Я никогда не слыхал об этом. Оказывается, он вступил в партию большевиков в год революции сознательно и убежденно, а в 1919 году случилось так, что он отказался от какого-то казенного назначения, от должности, решив посвятить себя театру. Уехал в Ярославль и был исключен за «интеллигентщину» и «отрыв от парторганизации».

— Прошло тридцать лет, я не возвращался, а совсем недавно — решился. Теперь — ни за что!

Ну, конечно, я стал его убеждать, что он не прав: и моя судьба решена не окончательно, и вообще можно ли соотносить такие жизненно важные поступки с чьими-то обидами, с «частными несправедливостями». Сын века, и в подкорке, в подсознании, отдающий нравственность в лакейское услужение политике, я говорил с ним почти виновато — не хватает, чтобы моя нескладица обернулась еще и такой потерей для партии!..

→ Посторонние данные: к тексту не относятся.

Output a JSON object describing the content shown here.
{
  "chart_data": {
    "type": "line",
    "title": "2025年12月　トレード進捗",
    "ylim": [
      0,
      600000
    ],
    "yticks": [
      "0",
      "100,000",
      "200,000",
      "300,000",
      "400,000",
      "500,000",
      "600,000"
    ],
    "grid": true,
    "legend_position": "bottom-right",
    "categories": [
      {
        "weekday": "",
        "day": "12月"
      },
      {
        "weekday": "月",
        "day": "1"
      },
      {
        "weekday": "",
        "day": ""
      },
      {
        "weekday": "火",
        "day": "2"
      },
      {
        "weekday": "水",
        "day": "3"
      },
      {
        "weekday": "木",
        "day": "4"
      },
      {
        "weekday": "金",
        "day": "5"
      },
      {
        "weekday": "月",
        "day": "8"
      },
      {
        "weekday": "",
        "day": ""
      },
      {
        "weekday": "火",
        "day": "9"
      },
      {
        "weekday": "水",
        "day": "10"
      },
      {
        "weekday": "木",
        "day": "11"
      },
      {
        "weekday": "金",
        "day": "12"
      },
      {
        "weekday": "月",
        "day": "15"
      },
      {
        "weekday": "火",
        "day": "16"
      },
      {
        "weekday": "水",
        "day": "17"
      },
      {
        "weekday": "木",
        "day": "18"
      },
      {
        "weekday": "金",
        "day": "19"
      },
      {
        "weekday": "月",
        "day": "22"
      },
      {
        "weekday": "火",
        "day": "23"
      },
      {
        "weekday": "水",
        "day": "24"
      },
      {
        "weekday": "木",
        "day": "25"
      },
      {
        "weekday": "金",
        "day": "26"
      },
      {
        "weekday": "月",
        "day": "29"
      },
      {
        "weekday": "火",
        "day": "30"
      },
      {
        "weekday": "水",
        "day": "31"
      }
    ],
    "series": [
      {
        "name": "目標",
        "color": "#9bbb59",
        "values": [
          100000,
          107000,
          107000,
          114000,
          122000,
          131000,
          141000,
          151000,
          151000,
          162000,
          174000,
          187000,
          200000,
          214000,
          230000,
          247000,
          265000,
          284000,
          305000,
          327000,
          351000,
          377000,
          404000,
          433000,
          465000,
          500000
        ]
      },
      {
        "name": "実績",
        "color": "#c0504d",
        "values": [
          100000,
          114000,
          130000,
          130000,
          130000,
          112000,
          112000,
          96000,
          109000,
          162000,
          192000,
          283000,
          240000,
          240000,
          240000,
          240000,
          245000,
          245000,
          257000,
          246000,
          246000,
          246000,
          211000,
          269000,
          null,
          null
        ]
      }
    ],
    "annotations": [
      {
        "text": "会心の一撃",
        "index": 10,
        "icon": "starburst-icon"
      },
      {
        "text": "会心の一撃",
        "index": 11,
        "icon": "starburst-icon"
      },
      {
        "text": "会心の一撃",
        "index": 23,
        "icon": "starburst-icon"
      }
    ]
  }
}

Его рот подергивался и кривился, все подвижное лицо отвергало меня, он не удостоил меня и спора, только махнул рукой и спросил:

— Как голосовали? Все за исключение? — И снова не дав ответить: — А Ниссон? И он за исключение? — Такое ему трудно было вообразить и принять: Ниссон Шифрин — прекрасный художник, целомудренный человек, мог ли он поступиться совестью?

Я сказал, что Шифрин хотя и со слезами в глазах, но руку поднял.

Попов еще яростнее заметался по кабинету и вдруг остановился напротив меня:

— А Андрей? Кандидаты тоже голосуют?

— И Андрей, а что ему было делать. По такому случаю все голосовали.

— И не нашлось ни-ко-го, кто возразил бы? — все еще не верил он.

Я назвал Гая и Юффу.

— Смогли, не испугались!..

Я все еще малодушно хотел смягчить отца.

— Они не спорили, не ораторствовали особенно… — предавал я их гражданский подвиг. — Просто подняли руку против исключения.

Алексей Дмитриевич не успел ответить: во входной двери заскрежетал ключ, вернулся Андрей, он добирался дольше, чем я на посланной Поповым машине. Алексей Дмитриевич метнулся к двери, подав мне знак молчать, и скрылся в прихожей. Всякое слово разговора отца и сына было мне отчетливо слышно.

— Где ты так задержался, Андрей?

— На партийном собрании. Там о Борщаговском… ты же знаешь.

— Ничего я не знаю! Что вы там обсуждали?

— Статью «Правды».

— Ну и что? — Голос раздраженный, недобрый, Андрей не мог не чувствовать этого.

— Его исключили из партии…

— И ты голосовал? — Большая пауза. — Ты тоже голосовал за исключение?

— Да, папа, — ответил Андрей.

— Ты веришь, что он плохой, бесчестный человек? Что его надо гнать?

— Нет, папа… К нам приехали три генерала. — Это правда, кроме С. С. Шатилова, явились еще два генерала; так подчеркнута была государственная важность дела.

— Ну и что, что генералы! Как ты смел голосовать, если думаешь иначе!

В ответ — молчание.

— Уходи! Не хочу тебя видеть!

Алексей Дмитриевич вернулся в кабинет опустошенный; из глубины квартиры я уже слышал голос домашнего ангела, славной, доброй жены Алексея Дмитриевича, она уже принимала сына в свои врачующие объятия.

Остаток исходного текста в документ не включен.